AIR FORCE ACADEMY, Colo. (AP) - The Air Force Falcons have put their NCAA snub and their senior day stub behind them.
"It still (stinks) that we did it a little too late, but you know what, it's unbelievable," Jacob Burtschi said after scoring the basket that sent Air Force to the NIT semifinals in New York with a 52-51 win over DePaul on Wednesday night.
"I want to go get some pizza from there, I hear that's where it's at."
The Falcons (26-8), who will play South Region top seed Clemson in the semifinals on Tuesday night at Madison Square Garden beginnning at 9 p.m. (ET), saw their NCAA bubble burst with four straight losses to end the season.
That slide included a 62-58 loss to Brigham Young that snapped the longest home winning streak in the nation at 30 games and spoiled senior day for a group that has won 90 games, more than any other class in the academy's history.
Now, their final memories of Clune Arena, where they've won 57 of their last 59, will be of their fans storming the court and carrying them off.
"Coach said something that really hit home: in life sometimes you're not given a second chance," said senior Matt McCraw, who also scored 13 points. "He said this game was our second chance to go out with how our senior night should have been."
He called it a great feeling to be able to give military personnel serving overseas something to cheer about.
Burtschi was 0-for-7 in the second half before scoring the game-winner with 7.7 seconds left after taking a perfect pass from Tim Anderson and drawing the foul from Wilson Chandler.
"I was excited because we got the lead back. I was pretty pumped up," Burtschi said. "I was probably too pumped up because I missed the free throw, but I don't care because we won. ... I was finally able to make a shot in the second half. But hey, I don't care if I was 0-for-8 in the second half. The last seven seconds were absolutely the most important. We didn't give up even if we could have."

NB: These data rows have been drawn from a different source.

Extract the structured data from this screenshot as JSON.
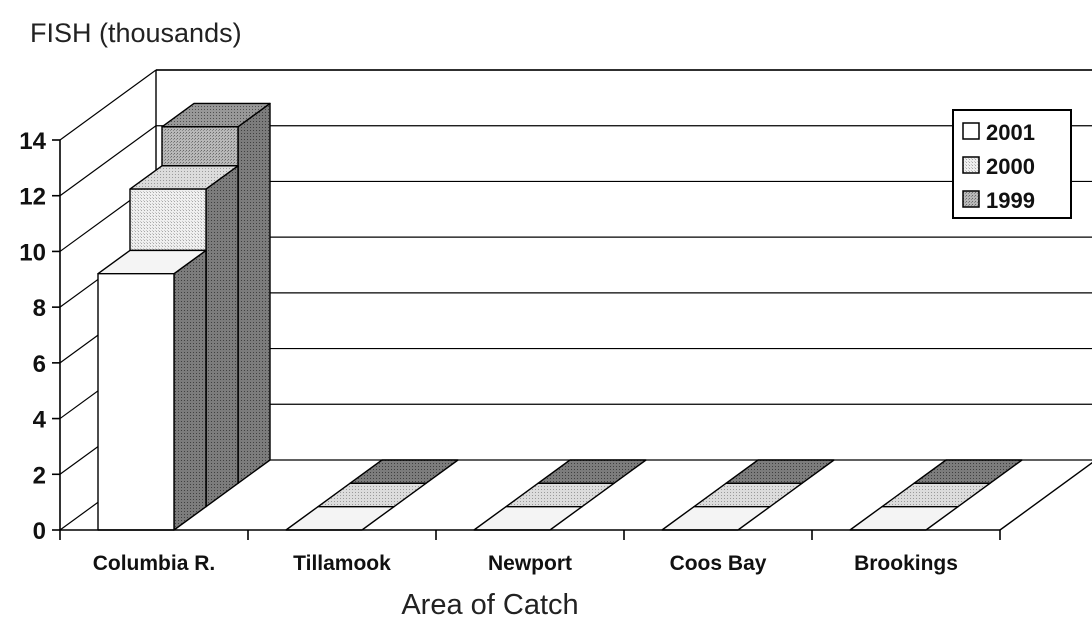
{
  "chart_data": {
    "type": "bar",
    "style": "3d-clustered",
    "ylabel": "FISH (thousands)",
    "xlabel": "Area of Catch",
    "categories": [
      "Columbia R.",
      "Tillamook",
      "Newport",
      "Coos Bay",
      "Brookings"
    ],
    "series": [
      {
        "name": "2001",
        "values": [
          9.2,
          0,
          0,
          0,
          0
        ]
      },
      {
        "name": "2000",
        "values": [
          11.4,
          0,
          0,
          0,
          0
        ]
      },
      {
        "name": "1999",
        "values": [
          12.8,
          0,
          0,
          0,
          0
        ]
      }
    ],
    "yticks": [
      0,
      2,
      4,
      6,
      8,
      10,
      12,
      14
    ],
    "ylim": [
      0,
      14
    ],
    "grid": true,
    "legend_position": "top-right",
    "colors": {
      "2001": "#ffffff",
      "2000": "#e8e8e8",
      "1999": "#b4b4b4"
    }
  }
}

The Blue Demons (24-10) had one last chance to earn their fifth trip to the NIT final four, which they won in 1945, when the tourney was more prestigious than the NCAAs.
DePaul's Draelon Burns, who scored 18 points and had five 3-pointers, rimmed out a 3-pointer from the right corner at the buzzer.
"I thought it was good, it was on line," Burns said. "But the ending wasn't quite like I wanted it to be."
The normally restrained crowd at Clune Arena stormed the court as Frank Sinatra's "New York, New York" serenaded them over the loud speakers.
DePaul had been 18-0 when leading with five minutes left, and the Blue Demons were up 46-43 at that mark against Air Force.
Anderson scored on a layup with 3 1/2 minutes left to give Air Force a 47-46 lead, its first since the opening minutes of the second half. The lead changed three more times, with Chandler putting DePaul up 51-50 with a 3-pointer with just under two minutes left.
Dan Nwaelele's basket was called off when he was whistled for a charge with 1:14 left, stunning the Falcons and their fans who had thought he was on his way to the foul line for a three-point play.
After a timeout, Anderson knocked the inbounds pass off inbounder Jabari Currie, giving the Falcons the ball under their basket. But Nwaelele was whistled again for a foul on a pick with 47 seconds left.
The Blue Demons again gave the ball back, this time when Sammy Mejia turned it over after running into Anderson with 16 seconds remaining.
With a bigger, more physical lineup, frequent substitutions to deal with the altitude and a deft shooting touch from outside, the Blue Demons weathered a packed lane and an early 16-2 Air Force run to trail just 29-26 at the half.
Burns started the second half with a 3 that sparked a 9-2 Blue Demons run that put DePaul ahead 35-31. His fifth 3-pointer, which came after he banged his head hard on the floor while committing a foul, made it 38-34, and Chandler followed with another 3-pointer to give DePaul its biggest lead at 41-34.
But Burns didn't score again, and the Falcons re-energized their crowd by scoring seven straight points to set up the frenetic final minutes.